1080x1920 is vertical video - You will only be able to render this frame size correctly to mp4 format in Vegas using the Main Concept AVC / AAC mp4 or Magix AVC/AAC mp4 codecs. Choose the default internet HD 1080p and in template customize set the frame size to 1080x1920 and the frame rate to 23,976.
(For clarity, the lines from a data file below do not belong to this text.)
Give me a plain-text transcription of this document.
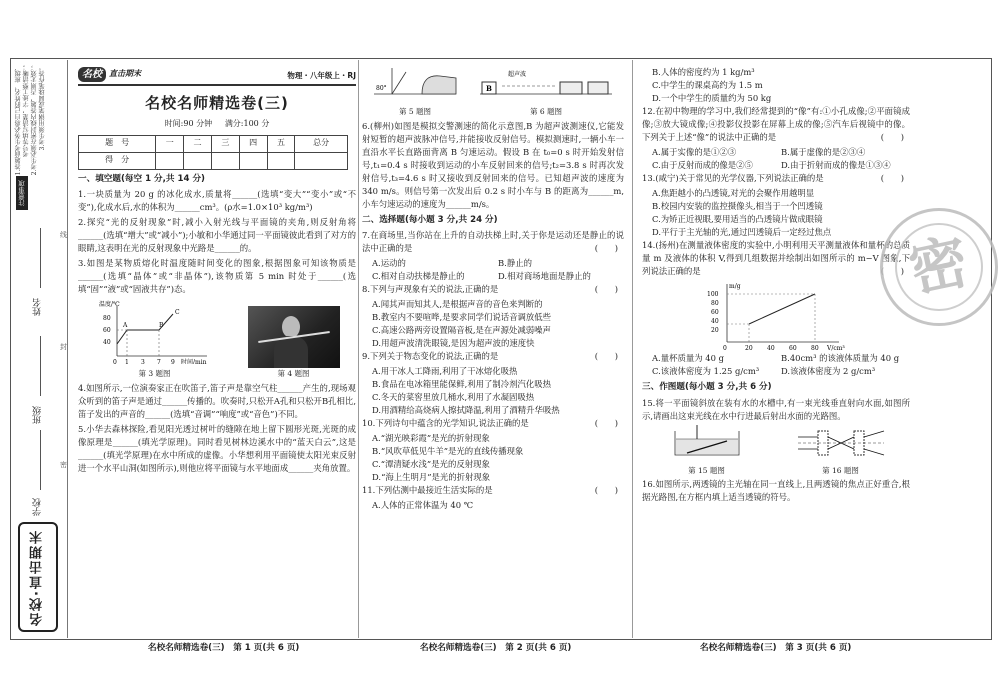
1.答题前考生务必将自己的姓名、班级、 考号等填写清楚，字迹工整清晰； 2.考生必须在密封线内答题，否则无效； 3.考生须用钢笔或圆珠笔作答。
注意事项
姓名
班级
学校
线
封
密
名校·直击期末
名校 直击期末	物理・八年级上・RJ
名校名师精选卷(三)
时间:90 分钟 满分:100 分
题　号	一	二	三	四	五	总分
得　分						
一、填空题(每空 1 分,共 14 分)
1.一块质量为 20 g 的冰化成水,质量将______(选填“变大”“变小”或“不变”),化成水后,水的体积为______cm³。(ρ水=1.0×10³ kg/m³)
2.探究“光的反射现象”时,减小入射光线与平面镜的夹角,则反射角将______(选填“增大”或“减小”);小敏和小华通过同一平面镜彼此看到了对方的眼睛,这表明在光的反射现象中光路是______的。
3.如图是某物质熔化时温度随时间变化的图象,根据图象可知该物质是______(选填“晶体”或“非晶体”),该物质第 5 min 时处于______(选填“固”“液”或“固液共存”)态。
温度/℃
时间/min
80
60
40
0 1 3 7 9
A	B
C
第 3 题图	第 4 题图
4.如图所示,一位演奏家正在吹笛子,笛子声是靠空气柱______产生的,现场观众听到的笛子声是通过______传播的。吹奏时,只松开A孔和只松开B孔相比,笛子发出的声音的______(选填“音调”“响度”或“音色”)不同。
5.小华去森林探险,看见阳光透过树叶的缝隙在地上留下圆形光斑,光斑的成像原理是______(填光学原理)。同时看见树林边溪水中的“蓝天白云”,这是______(填光学原理)在水中所成的虚像。小华想利用平面镜使太阳光束反射进一个水平山洞(如图所示),则他应将平面镜与水平地面成______夹角放置。
80°
第 5 题图
B
超声波
第 6 题图
6.(柳州)如图是模拟交警测速的简化示意图,B 为超声波测速仪,它能发射短暂的超声波脉冲信号,并能接收反射信号。模拟测速时,一辆小车一直沿水平长直路面背离 B 匀速运动。假设 B 在 t₀=0 s 时开始发射信号,t₁=0.4 s 时接收到运动的小车反射回来的信号;t₂=3.8 s 时再次发射信号,t₃=4.6 s 时又接收到反射回来的信号。已知超声波的速度为 340 m/s。则信号第一次发出后 0.2 s 时小车与 B 的距离为______m,小车匀速运动的速度为______m/s。
二、选择题(每小题 3 分,共 24 分)
7.在商场里,当你站在上升的自动扶梯上时,关于你是运动还是静止的说法中正确的是	(　　)
A.运动的	B.静止的
C.相对自动扶梯是静止的	D.相对商场地面是静止的
8.下列与声现象有关的说法,正确的是	(　　)
A.闻其声而知其人,是根据声音的音色来判断的
B.教室内不要喧哗,是要求同学们说话音调放低些
C.高速公路两旁设置隔音板,是在声源处减弱噪声
D.用超声波清洗眼镜,是因为超声波的速度快
9.下列关于物态变化的说法,正确的是	(　　)
A.用干冰人工降雨,利用了干冰熔化吸热
B.食品在电冰箱里能保鲜,利用了制冷剂汽化吸热
C.冬天的菜窖里放几桶水,利用了水凝固吸热
D.用酒精给高烧病人擦拭降温,利用了酒精升华吸热
10.下列诗句中蕴含的光学知识,说法正确的是	(　　)
A.“湖光映彩霞”是光的折射现象
B.“风吹草低见牛羊”是光的直线传播现象
C.“潭清疑水浅”是光的反射现象
D.“海上生明月”是光的折射现象
11.下列估测中最接近生活实际的是	(　　)
A.人体的正常体温为 40 ℃
B.人体的密度约为 1 kg/m³
C.中学生的课桌高约为 1.5 m
D.一个中学生的质量约为 50 kg
12.在初中物理的学习中,我们经常提到的“像”有:①小孔成像;②平面镜成像;③放大镜成像;④投影仪投影在屏幕上成的像;⑤汽车后视镜中的像。下列关于上述“像”的说法中正确的是	(　　)
A.属于实像的是①②③	B.属于虚像的是②③④
C.由于反射而成的像是②⑤	D.由于折射而成的像是①③④
13.(咸宁)关于常见的光学仪器,下列说法正确的是	(　　)
A.焦距越小的凸透镜,对光的会聚作用越明显
B.校园内安装的监控摄像头,相当于一个凹透镜
C.为矫正近视眼,要用适当的凸透镜片做成眼镜
D.平行于主光轴的光,通过凹透镜后一定经过焦点
14.(扬州)在测量液体密度的实验中,小明利用天平测量液体和量杯的总质量 m 及液体的体积 V,得到几组数据并绘制出如图所示的 m−V 图象,下列说法正确的是	(　　)
m/g
V/cm³
100
80
60
40
20
0	20 40 60 80
A.量杯质量为 40 g	B.40cm³ 的该液体质量为 40 g
C.该液体密度为 1.25 g/cm³	D.该液体密度为 2 g/cm³
三、作图题(每小题 3 分,共 6 分)
15.将一平面镜斜放在装有水的水槽中,有一束光线垂直射向水面,如图所示,请画出这束光线在水中行进最后射出水面的光路图。
第 15 题图	第 16 题图
16.如图所示,两透镜的主光轴在同一直线上,且两透镜的焦点正好重合,根据光路图,在方框内填上适当透镜的符号。
密
名校名师精选卷(三)　第 1 页(共 6 页)	名校名师精选卷(三)　第 2 页(共 6 页)	名校名师精选卷(三)　第 3 页(共 6 页)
If you try to render in sony AVC / MVC format you will get an error because this codec does not support the 1080x1920 frame size.

 

 

LarBear360 wrote on 12/11/2018, 6:15 PM

Sorry if I confused you. Everything was shot at 1080p (1,920 x 1,080) HD recording at 23.976 fps

fr0sty wrote on 12/11/2018, 9:44 PM

You should be fine. Disable Resample in your project settings, that will make sure the ghosting isn't coming from Vegas.

Systems:

Desktop

AMD Ryzen 7 1800x 8 core 16 thread at stock speed

64GB 3000mhz DDR4

Geforce RTX 3090

Windows 10

Laptop:

ASUS Zenbook Pro Duo 32GB (9980HK CPU, RTX 2060 GPU, dual 4K touch screens, main one OLED HDR)

LarBear360 wrote on 12/16/2018, 4:29 PM

Well, today was our day to play the video and as such I delivered 1080p 24 fps. Everything was just fine. No hiccups whatsoever other than the guys who set up the projectors need to learn how to calibrate. I want to thank everyone again for their comments and suggestions.